Presumptive Democratic presidential nominee Hillary Clinton backs a federal minimum-wage hike from the current $7.25 per hour to $12 per hour and praised the New York City Wage Board’s decision that fast-food workers should make $15 an hour.
This move was predictably divisive.
Retail workers wanted to know: “Hey, what about us? Why should only McDonald’s burger flippers get this raise?”
But the divide caused by such unilateral and arbitrary decisions extends beyond New York’s tussle between MeDonald’s order takers, who now will be paid $15 an hour—at least those lucky enough to keep their jobs will be—and cashiers at Costco next door who remain at a $9 hourly wage.
Bernie Sanders, the sloppy Socialist and Clinton’s fast-fading primary opponent, conveniently dodges any discussion about how his plan to raise the federal minimum wage to $15 an hour will threaten complete removal of the bottom rung of the employment ladder for young, inexperienced, low-skilled and less-educated workers.
The real head scratcher here is that those are the very same people who form the core of the Bern’s campaign constituency.
Heaping helpings of hypocrisy on the part of labor unions regarding minimum-wage hikes also accompany the head scratching.
The AFL-CIO wants the Los Angeles City Council to exempt unions from the city’s $15-an-hour minimum wage, even after it led a campaign earlier this year to force such a wage hike on the entire state of California while vehemently opposing any exemptions for restaurant workers, nonprofits or other small businesses.

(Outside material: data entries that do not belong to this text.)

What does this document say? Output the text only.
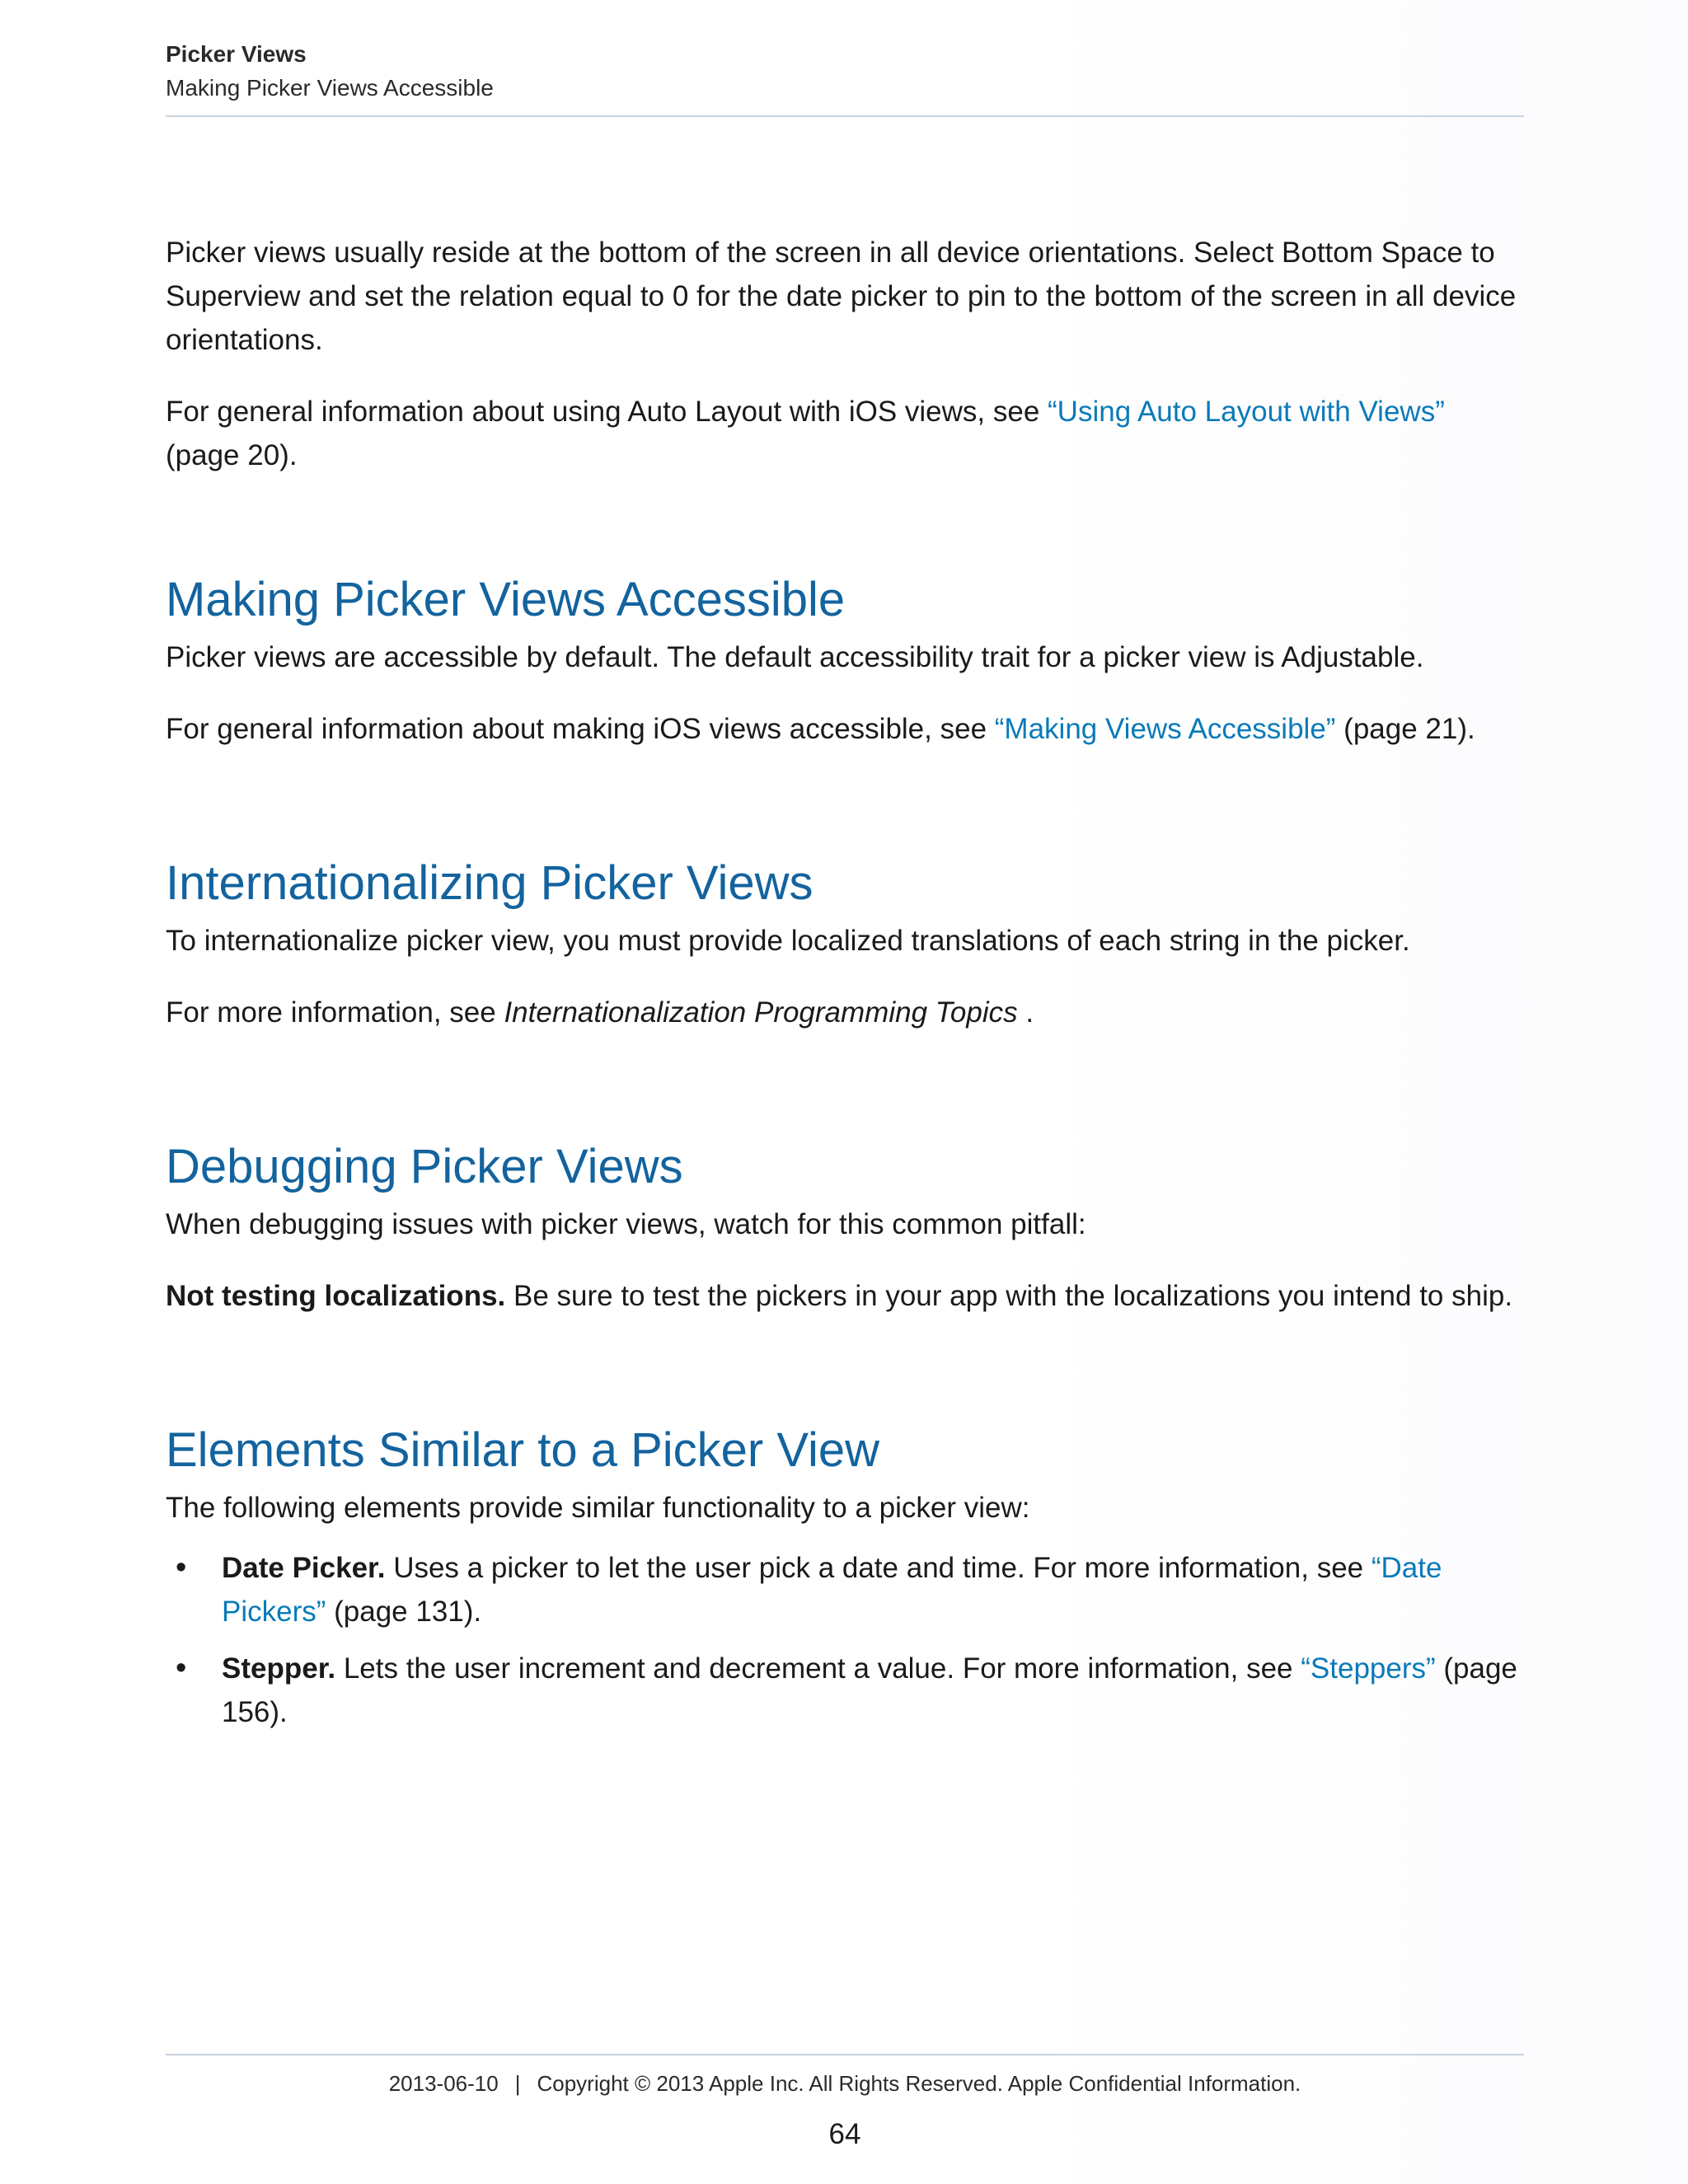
Picker Views
Making Picker Views Accessible

Picker views usually reside at the bottom of the screen in all device orientations. Select Bottom Space to Superview and set the relation equal to 0 for the date picker to pin to the bottom of the screen in all device orientations.

For general information about using Auto Layout with iOS views, see “Using Auto Layout with Views” (page 20).

Making Picker Views Accessible

Picker views are accessible by default. The default accessibility trait for a picker view is Adjustable.

For general information about making iOS views accessible, see “Making Views Accessible” (page 21).

Internationalizing Picker Views

To internationalize picker view, you must provide localized translations of each string in the picker.

For more information, see Internationalization Programming Topics .

Debugging Picker Views

When debugging issues with picker views, watch for this common pitfall:

Not testing localizations. Be sure to test the pickers in your app with the localizations you intend to ship.

Elements Similar to a Picker View

The following elements provide similar functionality to a picker view:

• Date Picker. Uses a picker to let the user pick a date and time. For more information, see “Date Pickers” (page 131).
• Stepper. Lets the user increment and decrement a value. For more information, see “Steppers” (page 156).
2013-06-10 | Copyright © 2013 Apple Inc. All Rights Reserved. Apple Confidential Information.
64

The higher such hypocrisy rises here, the dizzier I get.
Some Kentucky big-government politicians are following Sanders’ strategy of avoiding any discussion about the unintended consequences of hiking the commonwealth’s minimum wage while offering preposterous positivity about such a move.
For instance, House Speaker Greg Stumbo, D-Prestonsburg, categorically denied that his bill during this year’s legislative session, which proposed an enormous 40-percent hike in the state’s minimum-wage rate, would hurt Kentucky’s unemployment rate, which currently stands higher than that of 30 other states.

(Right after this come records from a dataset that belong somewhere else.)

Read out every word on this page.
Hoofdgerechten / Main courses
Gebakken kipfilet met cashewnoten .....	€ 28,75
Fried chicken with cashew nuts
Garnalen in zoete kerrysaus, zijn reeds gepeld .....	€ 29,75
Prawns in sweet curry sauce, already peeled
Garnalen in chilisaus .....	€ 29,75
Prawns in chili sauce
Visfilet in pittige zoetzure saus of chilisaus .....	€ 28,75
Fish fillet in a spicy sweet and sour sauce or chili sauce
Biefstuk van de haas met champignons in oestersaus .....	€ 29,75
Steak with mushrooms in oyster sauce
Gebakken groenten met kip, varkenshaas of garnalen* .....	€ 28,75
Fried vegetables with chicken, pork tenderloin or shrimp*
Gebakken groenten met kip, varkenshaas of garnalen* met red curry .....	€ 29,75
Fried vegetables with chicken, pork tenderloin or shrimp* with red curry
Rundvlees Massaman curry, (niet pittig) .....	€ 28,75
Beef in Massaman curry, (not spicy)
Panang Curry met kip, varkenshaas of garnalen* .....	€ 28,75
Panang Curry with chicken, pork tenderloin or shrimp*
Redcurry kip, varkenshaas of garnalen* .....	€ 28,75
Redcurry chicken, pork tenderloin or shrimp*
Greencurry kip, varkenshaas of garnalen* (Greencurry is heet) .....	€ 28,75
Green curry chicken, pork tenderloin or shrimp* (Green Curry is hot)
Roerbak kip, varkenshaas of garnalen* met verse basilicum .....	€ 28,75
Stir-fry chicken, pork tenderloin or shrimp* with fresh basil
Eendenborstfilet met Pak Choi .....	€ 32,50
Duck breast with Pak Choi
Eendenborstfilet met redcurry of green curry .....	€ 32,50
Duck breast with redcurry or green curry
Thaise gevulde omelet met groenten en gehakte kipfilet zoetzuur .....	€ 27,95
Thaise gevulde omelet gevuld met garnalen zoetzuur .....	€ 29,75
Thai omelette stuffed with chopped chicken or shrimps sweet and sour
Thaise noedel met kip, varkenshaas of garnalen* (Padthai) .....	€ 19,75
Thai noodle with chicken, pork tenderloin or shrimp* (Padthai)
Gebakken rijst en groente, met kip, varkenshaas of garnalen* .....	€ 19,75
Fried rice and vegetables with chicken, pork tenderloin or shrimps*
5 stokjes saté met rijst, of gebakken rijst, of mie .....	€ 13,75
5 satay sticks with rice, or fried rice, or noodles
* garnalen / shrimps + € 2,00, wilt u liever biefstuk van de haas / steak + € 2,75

Stumbo claims that unemployment rates actually fall in states that hike their minimum wages.
However, recent research by Jeffrey Clemens and Michael Wither at the University of California San Diego on the effect that the minimum wage had on the employment and income trajectories of low-skilled workers during the Great Recession reveals how 1.4 million jobs were destroyed by the increase of the federal minimum wage during the late 2000s.
The study reports that the federal government’s minimum-wage increase from $5.15 on July 23, 2007, to $7.25 on July 24, 2009, caused the employment-to-population ratio to decline substantially—by 4 full percentage points among adults between 25 and 54 years old—and twice that amount among 15-to-24-year-olds.
Ben Gitis, American Action Forum’s labor market policy director, notes a 22.5 percent average unemployment rate in 2013 among teens in states with minimum wages above the federal $7.25 federal mark.
Gitis claims that in Oregon and Washington—states often held up as trend setters by those obsessed with raising government-mandated minimum wages—teen unemployment rates increased by 8 percent and 9 percent, respectively, in 2013 alone.
But Sanders and his naïve flock have little interest in, concern—or even knowledge about—the fact that when governments force businesses to pay a worker $15 to make a milkshake, the bottom rung of the employment ladder is removed and with it, the opportunity to give a greater number of young people the jobs and work experiences needed to help them climb the ladder of—and to—success.
Shepherd Stumbo apparently doesn’t, either.